11 Toen haastte ieder van hen zich zijn zak af te laden op de grond, en ieder opende zijn zak.
12 En hij stelde een onderzoek in; hij begon bij de oudste en eindigde bij de jongste; en de beker werd gevonden in Benjamins zak.
13 Toen scheurden zij hun klederen, en ieder van hen belaadde zijn ezel en zij keerden terug naar de stad.
14 Zo kwamen Juda en zijn broeders in het huis van Jozef, waar hij nog was, en zij wierpen zich voor hem ter aarde.
15 En Jozef zeide tot hen: Wat is dat voor daad, die gij bedreven hebt? Wist gij niet, dat een man als ik dat ongetwijfeld ontdekken moest?
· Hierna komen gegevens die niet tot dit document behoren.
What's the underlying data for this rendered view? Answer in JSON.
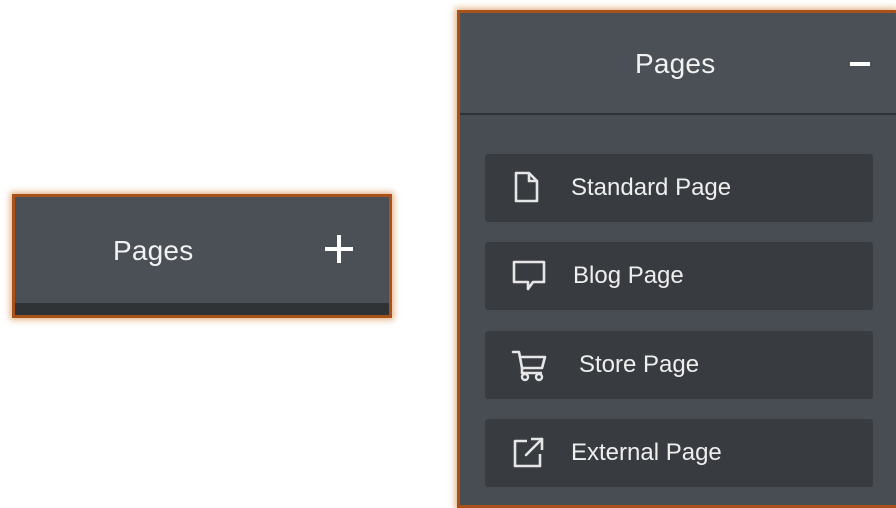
{
  "collapsed_panel": {
    "title": "Pages",
    "toggle_icon": "plus-icon"
  },
  "expanded_panel": {
    "title": "Pages",
    "toggle_icon": "minus-icon",
    "items": [
      {
        "label": "Standard Page",
        "icon": "document-icon"
      },
      {
        "label": "Blog Page",
        "icon": "speech-bubble-icon"
      },
      {
        "label": "Store Page",
        "icon": "shopping-cart-icon"
      },
      {
        "label": "External Page",
        "icon": "external-link-icon"
      }
    ]
  },
  "colors": {
    "panel_background": "#474d52",
    "item_background": "#383c40",
    "highlight_border": "#a8521a",
    "text": "#f2f2f2"
  }
}
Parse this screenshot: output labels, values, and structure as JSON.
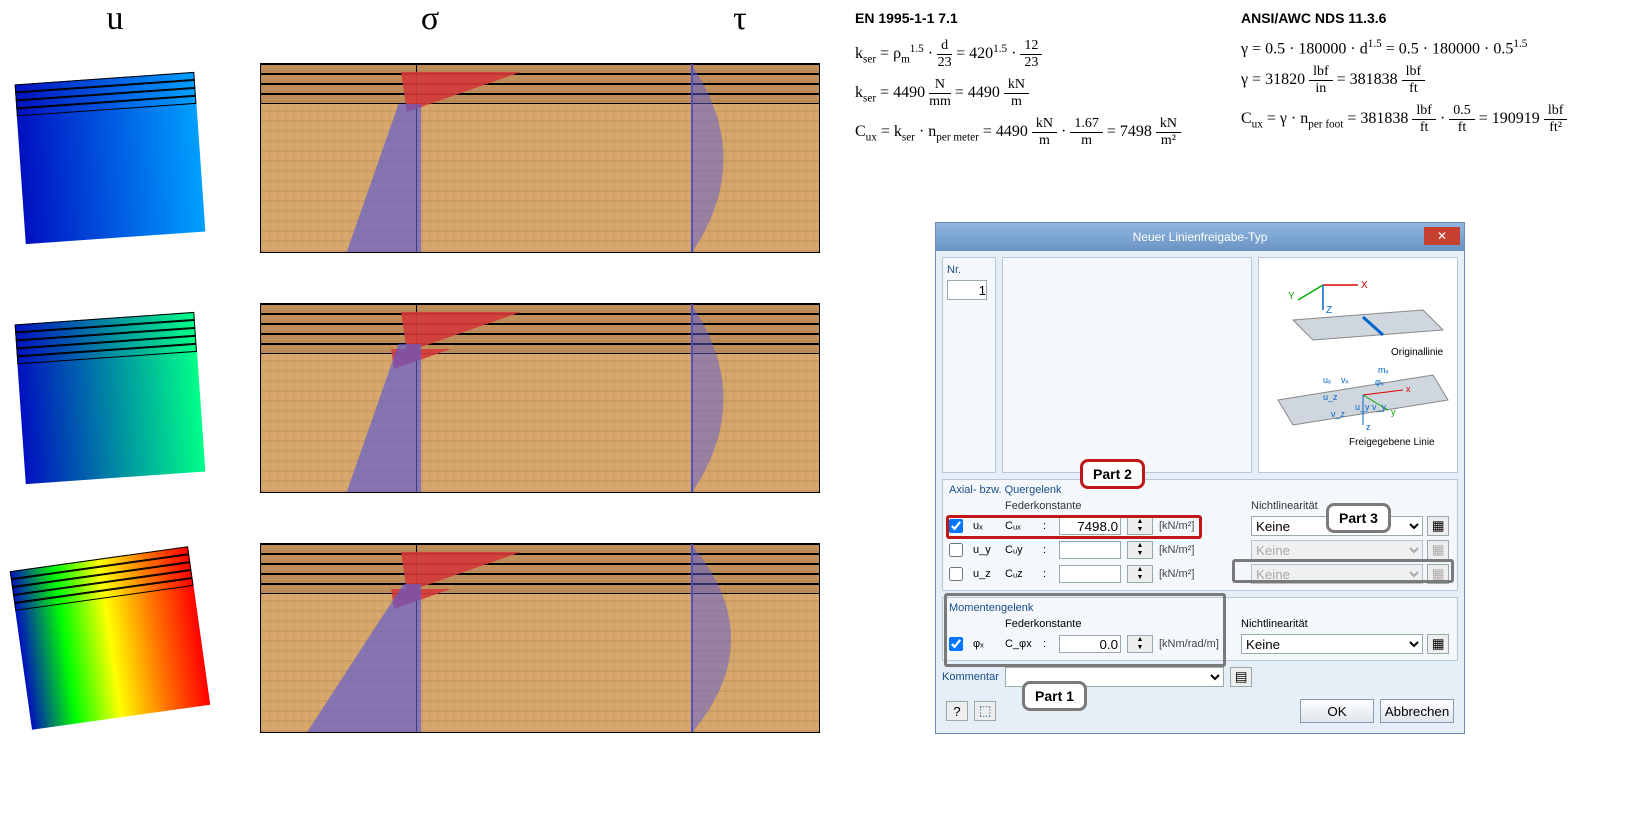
{
  "columns": {
    "u": "u",
    "sigma": "σ",
    "tau": "τ"
  },
  "formulas": {
    "left_title": "EN 1995-1-1 7.1",
    "left_lines": [
      "k_ser = ρ_m^1.5 · d/23 = 420^1.5 · 12/23",
      "k_ser = 4490 N/mm = 4490 kN/m",
      "C_ux = k_ser · n_per meter = 4490 kN/m · 1.67/m = 7498 kN/m²"
    ],
    "right_title": "ANSI/AWC NDS 11.3.6",
    "right_lines": [
      "γ = 0.5 · 180000 · d^1.5 = 0.5 · 180000 · 0.5^1.5",
      "γ = 31820 lbf/in = 381838 lbf/ft",
      "C_ux = γ · n_per foot = 381838 lbf/ft · 0.5/ft = 190919 lbf/ft²"
    ]
  },
  "dialog": {
    "title": "Neuer Linienfreigabe-Typ",
    "close": "✕",
    "nr_label": "Nr.",
    "nr_value": "1",
    "coord_labels": {
      "original": "Originallinie",
      "released": "Freigegebene Linie"
    },
    "axial_title": "Axial- bzw. Quergelenk",
    "spring_header": "Federkonstante",
    "nonlin_header": "Nichtlinearität",
    "rows": [
      {
        "name": "ux",
        "label": "uₓ",
        "cname": "Cᵤₓ",
        "value": "7498.0",
        "unit": "[kN/m²]",
        "checked": true,
        "nl": "Keine",
        "nl_enabled": true
      },
      {
        "name": "uy",
        "label": "u_y",
        "cname": "Cᵤy",
        "value": "",
        "unit": "[kN/m²]",
        "checked": false,
        "nl": "Keine",
        "nl_enabled": false
      },
      {
        "name": "uz",
        "label": "u_z",
        "cname": "Cᵤz",
        "value": "",
        "unit": "[kN/m²]",
        "checked": false,
        "nl": "Keine",
        "nl_enabled": false
      }
    ],
    "moment_title": "Momentengelenk",
    "moment_row": {
      "name": "phix",
      "label": "φₓ",
      "cname": "C_φx",
      "value": "0.0",
      "unit": "[kNm/rad/m]",
      "checked": true,
      "nl": "Keine"
    },
    "comment_label": "Kommentar",
    "comment_value": "",
    "ok": "OK",
    "cancel": "Abbrechen"
  },
  "callouts": {
    "part1": "Part 1",
    "part2": "Part 2",
    "part3": "Part 3"
  }
}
16 Daarop zeide Juda: Wat zullen wij tot mijn heer zeggen, wat zullen wij spreken, en waarmee zullen wij ons rechtvaardigen? God heeft de schuld uwer knechten aan het licht gebracht. Zie, wij zijn slaven voor mijn heer, wij evenals degene, bij wie de beker gevonden is.
17 Maar hij zeide: Het zij verre van mij dat te doen; de man, bij wie de beker gevonden is, die zal mij tot slaaf zijn, maar gij, trekt in vrede naar uw vader.